There’s a good saying my wife taught me: no one person has all the pieces of the picture. Certainly not any one of the numerous one-person PACs (political action committees) that sprouted so abundantly this fall. However, when silent fence-sitters AND mudslingers see two ardent opponents identify common ground, it encourages fence-sitters and mudslingers alike to find ways to build on it.
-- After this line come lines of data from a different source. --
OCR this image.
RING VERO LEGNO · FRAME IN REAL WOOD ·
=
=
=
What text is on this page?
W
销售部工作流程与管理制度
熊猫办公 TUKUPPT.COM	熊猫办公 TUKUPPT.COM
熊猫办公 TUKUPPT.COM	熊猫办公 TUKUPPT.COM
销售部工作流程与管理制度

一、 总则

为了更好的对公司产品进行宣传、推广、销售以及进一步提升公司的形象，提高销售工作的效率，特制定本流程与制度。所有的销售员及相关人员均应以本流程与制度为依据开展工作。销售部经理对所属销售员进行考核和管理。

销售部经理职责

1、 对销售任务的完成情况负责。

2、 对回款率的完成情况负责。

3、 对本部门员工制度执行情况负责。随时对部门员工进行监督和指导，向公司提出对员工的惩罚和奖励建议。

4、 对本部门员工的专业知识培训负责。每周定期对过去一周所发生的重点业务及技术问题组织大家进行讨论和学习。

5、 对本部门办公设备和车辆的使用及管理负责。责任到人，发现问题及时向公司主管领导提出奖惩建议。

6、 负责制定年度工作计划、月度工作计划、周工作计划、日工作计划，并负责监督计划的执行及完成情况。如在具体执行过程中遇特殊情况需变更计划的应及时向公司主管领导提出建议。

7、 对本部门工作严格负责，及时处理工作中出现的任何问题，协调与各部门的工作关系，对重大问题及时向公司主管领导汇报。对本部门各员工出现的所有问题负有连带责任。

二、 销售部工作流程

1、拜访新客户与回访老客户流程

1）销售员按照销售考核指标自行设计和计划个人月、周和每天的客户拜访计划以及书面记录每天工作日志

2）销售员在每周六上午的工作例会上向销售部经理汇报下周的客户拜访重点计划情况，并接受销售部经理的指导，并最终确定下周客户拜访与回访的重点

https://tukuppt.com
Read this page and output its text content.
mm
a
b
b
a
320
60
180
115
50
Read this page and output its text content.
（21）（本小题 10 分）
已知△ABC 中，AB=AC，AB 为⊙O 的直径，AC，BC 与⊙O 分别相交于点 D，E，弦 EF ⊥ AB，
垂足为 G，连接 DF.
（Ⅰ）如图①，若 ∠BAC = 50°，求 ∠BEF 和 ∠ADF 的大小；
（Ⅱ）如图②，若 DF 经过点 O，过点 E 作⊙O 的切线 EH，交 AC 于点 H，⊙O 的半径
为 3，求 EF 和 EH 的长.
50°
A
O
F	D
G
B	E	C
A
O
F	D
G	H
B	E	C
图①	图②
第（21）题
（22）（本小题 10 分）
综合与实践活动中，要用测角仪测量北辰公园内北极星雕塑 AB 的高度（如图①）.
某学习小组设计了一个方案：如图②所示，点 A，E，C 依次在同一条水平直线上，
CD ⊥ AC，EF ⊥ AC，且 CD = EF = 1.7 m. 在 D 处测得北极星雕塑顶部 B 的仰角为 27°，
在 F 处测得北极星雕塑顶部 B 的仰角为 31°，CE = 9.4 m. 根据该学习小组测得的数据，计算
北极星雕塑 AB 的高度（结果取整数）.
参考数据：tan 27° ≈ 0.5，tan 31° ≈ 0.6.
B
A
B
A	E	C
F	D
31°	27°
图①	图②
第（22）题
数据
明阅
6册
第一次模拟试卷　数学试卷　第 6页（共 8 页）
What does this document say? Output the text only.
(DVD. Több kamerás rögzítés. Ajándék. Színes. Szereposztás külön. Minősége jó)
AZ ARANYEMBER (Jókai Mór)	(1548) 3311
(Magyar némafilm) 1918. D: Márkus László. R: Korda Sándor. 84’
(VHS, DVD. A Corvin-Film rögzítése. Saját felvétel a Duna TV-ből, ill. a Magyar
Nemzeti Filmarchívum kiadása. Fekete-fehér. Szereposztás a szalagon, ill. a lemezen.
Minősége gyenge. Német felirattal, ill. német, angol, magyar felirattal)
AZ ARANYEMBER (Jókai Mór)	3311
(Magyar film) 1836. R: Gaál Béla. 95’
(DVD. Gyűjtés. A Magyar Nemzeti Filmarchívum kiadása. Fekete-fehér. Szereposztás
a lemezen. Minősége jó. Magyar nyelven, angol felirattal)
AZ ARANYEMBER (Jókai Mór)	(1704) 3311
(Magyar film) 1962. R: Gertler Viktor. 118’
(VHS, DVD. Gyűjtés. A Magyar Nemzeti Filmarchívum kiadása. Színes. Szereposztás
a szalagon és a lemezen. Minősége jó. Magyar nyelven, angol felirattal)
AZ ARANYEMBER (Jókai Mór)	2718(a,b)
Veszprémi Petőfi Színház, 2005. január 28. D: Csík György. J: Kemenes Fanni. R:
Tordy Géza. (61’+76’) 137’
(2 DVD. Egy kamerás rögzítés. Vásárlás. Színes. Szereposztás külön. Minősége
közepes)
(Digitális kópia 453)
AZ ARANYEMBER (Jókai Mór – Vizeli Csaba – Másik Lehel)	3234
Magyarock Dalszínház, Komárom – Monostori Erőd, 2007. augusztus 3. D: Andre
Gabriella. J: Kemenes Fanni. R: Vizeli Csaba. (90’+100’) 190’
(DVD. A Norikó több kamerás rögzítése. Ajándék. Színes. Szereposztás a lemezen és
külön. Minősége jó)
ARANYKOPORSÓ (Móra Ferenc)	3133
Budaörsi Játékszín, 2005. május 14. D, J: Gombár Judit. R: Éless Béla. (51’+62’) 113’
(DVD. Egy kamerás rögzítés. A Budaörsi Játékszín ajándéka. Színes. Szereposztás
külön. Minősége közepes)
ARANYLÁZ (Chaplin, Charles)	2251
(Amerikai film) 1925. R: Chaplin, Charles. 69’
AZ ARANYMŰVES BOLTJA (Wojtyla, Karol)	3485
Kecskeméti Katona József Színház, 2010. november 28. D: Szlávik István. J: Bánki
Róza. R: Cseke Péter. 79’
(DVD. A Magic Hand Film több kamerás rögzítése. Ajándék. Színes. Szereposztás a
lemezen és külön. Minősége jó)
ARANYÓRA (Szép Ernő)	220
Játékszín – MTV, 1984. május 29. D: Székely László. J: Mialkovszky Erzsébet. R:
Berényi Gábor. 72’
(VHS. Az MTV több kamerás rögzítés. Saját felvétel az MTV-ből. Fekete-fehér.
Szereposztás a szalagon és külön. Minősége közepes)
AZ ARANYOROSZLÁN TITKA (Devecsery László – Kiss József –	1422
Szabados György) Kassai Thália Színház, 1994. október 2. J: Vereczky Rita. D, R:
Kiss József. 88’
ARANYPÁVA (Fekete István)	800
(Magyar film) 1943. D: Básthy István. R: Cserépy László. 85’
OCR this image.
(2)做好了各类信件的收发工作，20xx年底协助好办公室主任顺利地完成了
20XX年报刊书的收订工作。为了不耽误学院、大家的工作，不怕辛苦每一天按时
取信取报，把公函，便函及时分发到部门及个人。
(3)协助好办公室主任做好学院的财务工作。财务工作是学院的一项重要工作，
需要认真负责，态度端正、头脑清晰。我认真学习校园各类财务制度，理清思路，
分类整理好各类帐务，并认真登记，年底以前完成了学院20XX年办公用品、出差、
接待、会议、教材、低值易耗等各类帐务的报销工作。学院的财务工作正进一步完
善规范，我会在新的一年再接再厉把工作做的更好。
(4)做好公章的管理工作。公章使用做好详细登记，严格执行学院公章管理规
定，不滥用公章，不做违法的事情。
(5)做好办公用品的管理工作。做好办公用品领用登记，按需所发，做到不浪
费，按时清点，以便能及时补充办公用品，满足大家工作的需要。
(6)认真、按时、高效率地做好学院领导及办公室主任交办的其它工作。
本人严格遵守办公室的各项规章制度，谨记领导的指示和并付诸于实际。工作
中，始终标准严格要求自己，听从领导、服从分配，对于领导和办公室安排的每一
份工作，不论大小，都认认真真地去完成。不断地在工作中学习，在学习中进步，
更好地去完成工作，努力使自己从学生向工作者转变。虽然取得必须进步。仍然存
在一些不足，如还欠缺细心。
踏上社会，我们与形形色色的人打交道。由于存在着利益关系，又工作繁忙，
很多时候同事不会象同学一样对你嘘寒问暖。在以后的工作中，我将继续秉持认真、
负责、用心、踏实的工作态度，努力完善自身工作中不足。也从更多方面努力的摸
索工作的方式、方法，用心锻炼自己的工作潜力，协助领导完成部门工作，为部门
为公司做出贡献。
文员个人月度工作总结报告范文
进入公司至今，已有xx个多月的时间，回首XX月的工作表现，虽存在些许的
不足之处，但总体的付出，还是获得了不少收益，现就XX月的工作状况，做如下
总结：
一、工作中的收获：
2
The political issues facing Shandaken are tough. There’s a clear mandate to protect the natural beauty and resources of this valley. However, the community also suffers from dependence on a fickle seasonal tourist income and lack of a nearby manufacturing or high-compensating service industry. Limited funds further hamper efforts at attracting such businesses here. Can this community identify development projects it enthusiastically supports? Without a doubt it can. Achieving this, however, will require more than novel ideas. It will require a community-engaging process that levels the playing field and truly honors all opinions. If leaders AND constituents can summon the discipline, courage AND compassion to build consensus on the issues, success is assured. Courage and compassion; we all know you have them in abundance – they just need to be applied in a new way.